Acá en Sonora, tomando en cuenta que los contados edificios que tenemos están en la capital, y que en realidad son pocos, las cosas las mirábamos un tanto ajenos —pero solícitos— con esa seguridad campirana de que por acá no pasa nada —Acá nomas hace un chingo de calor en verano y un pinche frío que cala culero en invierno— se decía — pero de eso a un terremoto de dichas magnitudes, pos tá cabrón. La ayuda partió hacia el Sur; los restos de Ángel al Norte.

El fardo con los cinco o seis ejemplares de Playboy fueron incautados por mi madre y depositados en algún contenedor de basura lejos de casa. Fui increpado y castigado por desacato y faltas a las buenas costumbres —Esto se lo tienes que confesar al Padre Gonzáles el domingo— sentenció indignada. Saldé mi deuda con Ángel por la pérdida de las revistas cediéndole un cartucho aburridísimo de Nintendo que jamás comprendí y que mi abuelo compró en Kon Preciado con la imprecisa certeza de que con ello, amainaría mi necedad petitoria por un videjuego. Volvieron a mi vida las TvyNovelas y con ellas un listado de actrices sosas y de dudosa calaña que, nada tenían que ver con Lisa Marie Scott y su slip sugerente. Después el tiempo haría lo suyo: Playboy dejaría de ser mayoritariamente un material condenatorio y satanizado para las próximas generaciones, para pasar a ser lectura —y demás— de cabecera en muchos baños del país.

El cuerpo de Ángel será cremado en una funeraria de la Ciudad de México. La urna será enviada a Hermosillo; Lupita, la mamá de Ángel, se encargará de traerla al pueblo.

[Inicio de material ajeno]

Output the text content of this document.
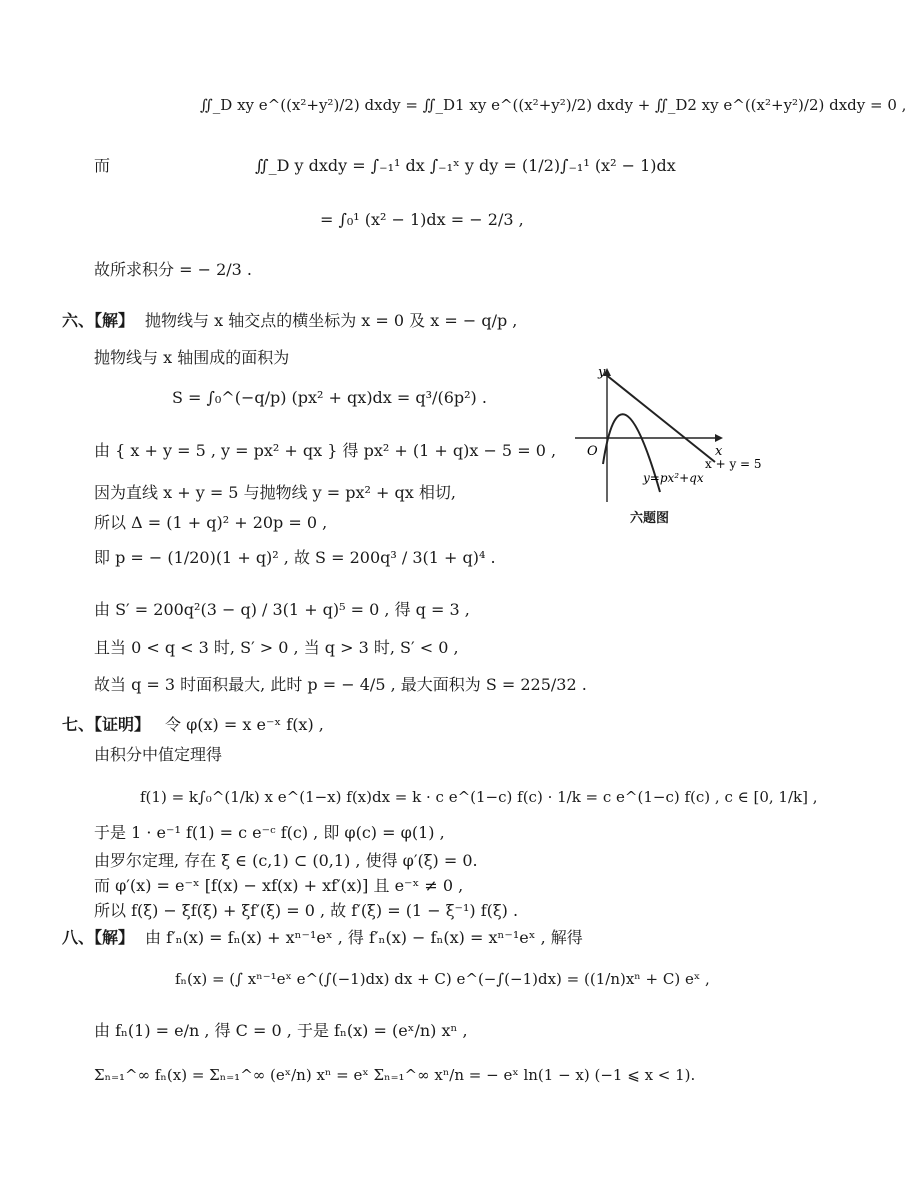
∬_D xy e^((x²+y²)/2) dxdy = ∬_D1 xy e^((x²+y²)/2) dxdy + ∬_D2 xy e^((x²+y²)/2) dxdy = 0 ,
而	∬_D y dxdy = ∫₋₁¹ dx ∫₋₁ˣ y dy = (1/2)∫₋₁¹ (x² − 1)dx
= ∫₀¹ (x² − 1)dx = − 2/3 ,
故所求积分 = − 2/3 .
六、【解】 抛物线与 x 轴交点的横坐标为 x = 0 及 x = − q/p ,
抛物线与 x 轴围成的面积为
S = ∫₀^(−q/p) (px² + qx)dx = q³/(6p²) .
由 { x + y = 5 , y = px² + qx } 得 px² + (1 + q)x − 5 = 0 ,
因为直线 x + y = 5 与抛物线 y = px² + qx 相切,
所以 Δ = (1 + q)² + 20p = 0 ,
即 p = − (1/20)(1 + q)² , 故 S = 200q³ / 3(1 + q)⁴ .
由 S′ = 200q²(3 − q) / 3(1 + q)⁵ = 0 , 得 q = 3 ,
且当 0 < q < 3 时, S′ > 0 , 当 q > 3 时, S′ < 0 ,
故当 q = 3 时面积最大, 此时 p = − 4/5 , 最大面积为 S = 225/32 .
y
x
O
x + y = 5
y=px²+qx
六题图
七、【证明】 令 φ(x) = x e⁻ˣ f(x) ,
由积分中值定理得
f(1) = k∫₀^(1/k) x e^(1−x) f(x)dx = k · c e^(1−c) f(c) · 1/k = c e^(1−c) f(c) , c ∈ [0, 1/k] ,
于是 1 · e⁻¹ f(1) = c e⁻ᶜ f(c) , 即 φ(c) = φ(1) ,
由罗尔定理, 存在 ξ ∈ (c,1) ⊂ (0,1) , 使得 φ′(ξ) = 0.
而 φ′(x) = e⁻ˣ [f(x) − xf(x) + xf′(x)] 且 e⁻ˣ ≠ 0 ,
所以 f(ξ) − ξf(ξ) + ξf′(ξ) = 0 , 故 f′(ξ) = (1 − ξ⁻¹) f(ξ) .
八、【解】 由 f′ₙ(x) = fₙ(x) + xⁿ⁻¹eˣ , 得 f′ₙ(x) − fₙ(x) = xⁿ⁻¹eˣ , 解得
fₙ(x) = (∫ xⁿ⁻¹eˣ e^(∫(−1)dx) dx + C) e^(−∫(−1)dx) = ((1/n)xⁿ + C) eˣ ,
由 fₙ(1) = e/n , 得 C = 0 , 于是 fₙ(x) = (eˣ/n) xⁿ ,
Σₙ₌₁^∞ fₙ(x) = Σₙ₌₁^∞ (eˣ/n) xⁿ = eˣ Σₙ₌₁^∞ xⁿ/n = − eˣ ln(1 − x) (−1 ⩽ x < 1).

Hoy por la tarde me topé con Ana Brenda, la di por enterada de lo de Ángel. Ella me platicó que hace tiempo se divorció de su segundo esposo, Ismael, un testaferro de mafiosos que en el reparto de bienes le dejó a más de un hueso roto y una cicatriz en la frente: un autolavado, dos casas de empeño y un hijo con retraso mental. Ana Brenda se ha aumentado el busto. No ha cambiado mucho. —Hoy sería una viuda más como tantas que así habrán quedado por culpa del terremoto— dijo con una mueca impenetrable en sus labios— Pobre Ángel… Aquello no fue más que un juego de chamacos… ¡Ah! Qué tiempos!— suspiró.

La voz de un cantante nuevo inunda la cabina, su apellido: Nodal. Christian Nodal. Es nativo de acá, del pueblo, pero el chamaco anda pegando duro en todos lados, tiene talento, tiene estrella. Después de tantos años trabajando en esto no me acostumbro a esa música, no me dice nada; aunque en realidad me da igual, mientras siga teniendo visitas por las noches todo estará bien. Hoy la cosa es más fácil: un WhatsApp y listo… La voz del muchacho se apaga… La canción se agota… El Himno Nacional… Dos palomitas azules en la pantalla de mi celular me indican que el mensaje enviado ha sido leído. Ahora grabar los anuncios fúnebres para mañana.